There’s no arguable case that the General Division failed to apply Charter values
[21] The Applicant’s reasons for seeking appeal revolve around the General Division’s alleged failure to consider so-called “Charter values” when it adjudicated his claim. I don’t see an arguable case on these grounds either.
[22] At the General Division, the Applicant initially suggested that the Cananda Pension Plan’s survivorship eligibility rules breached his Charter rights by treating immigrants and native-born Canadians differently. The General Division then informed the Applicant that, to raise a Charter argument, he had to meet specific requirements under the Tribunal’s rules of procedure.Footnote 5 The General Division set a deadline for meeting those requirements, but the Applicant did not respond in time.
[23] The hearing proceeded without formal Charter arguments, but the Applicant then turned his attention to Charter values. He argued that, by applying principles of equality underlying the Charter, the Canada Pension Plan should be interpreted so that the contributory period for immigrants, like M. W., would start when they arrive in Canada and not before.

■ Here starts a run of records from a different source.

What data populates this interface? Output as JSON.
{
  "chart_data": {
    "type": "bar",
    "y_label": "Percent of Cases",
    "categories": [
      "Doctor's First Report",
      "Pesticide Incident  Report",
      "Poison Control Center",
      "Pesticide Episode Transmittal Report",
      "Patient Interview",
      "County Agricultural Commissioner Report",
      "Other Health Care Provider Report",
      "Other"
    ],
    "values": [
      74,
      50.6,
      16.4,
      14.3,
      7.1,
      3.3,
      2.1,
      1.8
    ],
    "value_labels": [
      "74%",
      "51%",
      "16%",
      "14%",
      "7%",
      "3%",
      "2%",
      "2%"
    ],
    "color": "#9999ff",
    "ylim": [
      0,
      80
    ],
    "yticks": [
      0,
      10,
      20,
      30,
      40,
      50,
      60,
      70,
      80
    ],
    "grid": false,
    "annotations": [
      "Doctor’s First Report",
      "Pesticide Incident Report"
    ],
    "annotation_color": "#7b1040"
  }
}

[24] The Applicant says that he did not seek to invalidate any legislation and only wanted a Charter-consistent interpretation of the Canada Pension Plan’s survivorship rules. He alleges that the General Division didn’t meaningfully engage with binding Supreme Court jurisprudence on adverse-effects discrimination.

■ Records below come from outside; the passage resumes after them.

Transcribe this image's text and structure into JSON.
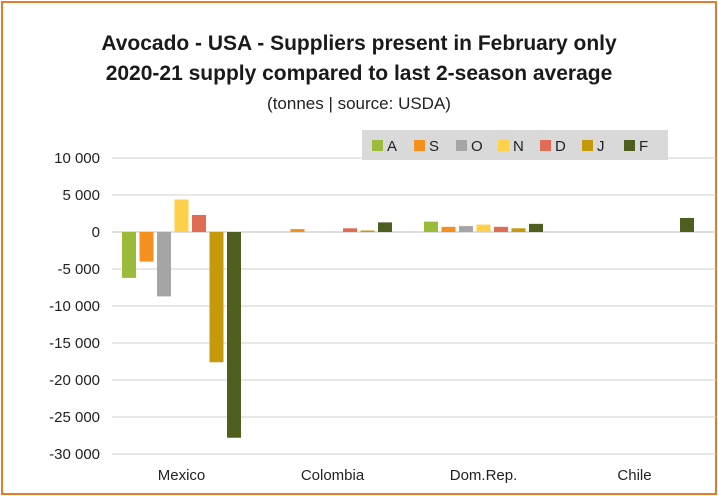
{
  "colors": {
    "A": "#9bbb3b",
    "S": "#f5901e",
    "O": "#a5a5a5",
    "N": "#fdd24a",
    "D": "#e06c55",
    "J": "#c59a0a",
    "F": "#4e5e1e",
    "frame": "#e37b2c",
    "legend_bg": "#d9d9d9",
    "grid": "#d0d0d0"
  },
  "chart_data": {
    "type": "bar",
    "title": "Avocado - USA - Suppliers present in February only",
    "title_line2": "2020-21 supply compared to last 2-season average",
    "subtitle": "(tonnes | source: USDA)",
    "categories": [
      "Mexico",
      "Colombia",
      "Dom.Rep.",
      "Chile"
    ],
    "series": [
      {
        "name": "A",
        "values": [
          -6200,
          0,
          1400,
          0
        ]
      },
      {
        "name": "S",
        "values": [
          -4000,
          400,
          700,
          0
        ]
      },
      {
        "name": "O",
        "values": [
          -8700,
          0,
          800,
          0
        ]
      },
      {
        "name": "N",
        "values": [
          4400,
          0,
          1000,
          0
        ]
      },
      {
        "name": "D",
        "values": [
          2300,
          500,
          700,
          0
        ]
      },
      {
        "name": "J",
        "values": [
          -17600,
          200,
          500,
          0
        ]
      },
      {
        "name": "F",
        "values": [
          -27800,
          1300,
          1100,
          1900
        ]
      }
    ],
    "ylim": [
      -30000,
      10000
    ],
    "yticks": [
      10000,
      5000,
      0,
      -5000,
      -10000,
      -15000,
      -20000,
      -25000,
      -30000
    ],
    "ytick_labels": [
      "10 000",
      "5 000",
      "0",
      "-5 000",
      "-10 000",
      "-15 000",
      "-20 000",
      "-25 000",
      "-30 000"
    ],
    "grid": true,
    "legend_position": "top-right"
  }
}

[25] However, when I look at its nine-page decision, I see that the General Division devoted nearly half of it to explaining, in some detail, why the Applicant’s Charter values argument could not succeed. In my view, the General Division cannot be reasonably accused of failing to grapple with the matter at hand. Indeed, the General Division addressed all the cases that the Applicant cited in his submission to the Appeal Division. The Applicant may not agree with the General Division’s interpretation of those cases, but that, by itself, isn’t a ground of appeal unless he can demonstrate a clear error of law. He hasn’t done so.
[26] As the General Division notes, Charter values are what underpin each Charter right and give it meaning.Footnote 6 However, the Federal Court of Appeal has said that they “cannot be broader than, undercut or do an end run around” the scope of formal Charter rights.Footnote 7 The Applicant insists that he does not seek to overturn any provisions of the Canada Pension Plan, but that is precisely what his arguments would do if taken to their logical conclusion.
[27] The Charter is typically advanced to challenge a law itself. However, the Charter also applies to discretionary administrative decisions. The Charter can be used, not to challenge the law itself, but the way in which the decision-maker exercised their discretion in administering that law.Footnote 8 In this case, the Applicant was barred from mounting a direct challenge to the Canada Pension Plan’s survivorship provisions, but he was also effectively barred from challenging how the Minister applied those provisions. That’s because sections 44 and 49, as written, permit the Minister no discretion in how to calculate the contributory period and MQP. The language used in these sections is entirely prescriptive and gives the Minister no leeway in assessing entitlement to the survivor’s pension.
[28] Since Charter values only come into play when assessing discretionary decisions, the General Division had no choice but to dismiss the Applicant’s argument. In doing so, the General Division aptly quoted the Federal Court of Appeal, which said, “Charter values cannot be used to invalidate legislative provisions that administrative decision-makers must follow... [my emphasis]”Footnote 9
Conclusion
[29] I understand that this is not the outcome the Applicant wants, but he hasn’t raised an arguable case that the General Division committed an error. Accordingly, I’m refusing him permission to appeal.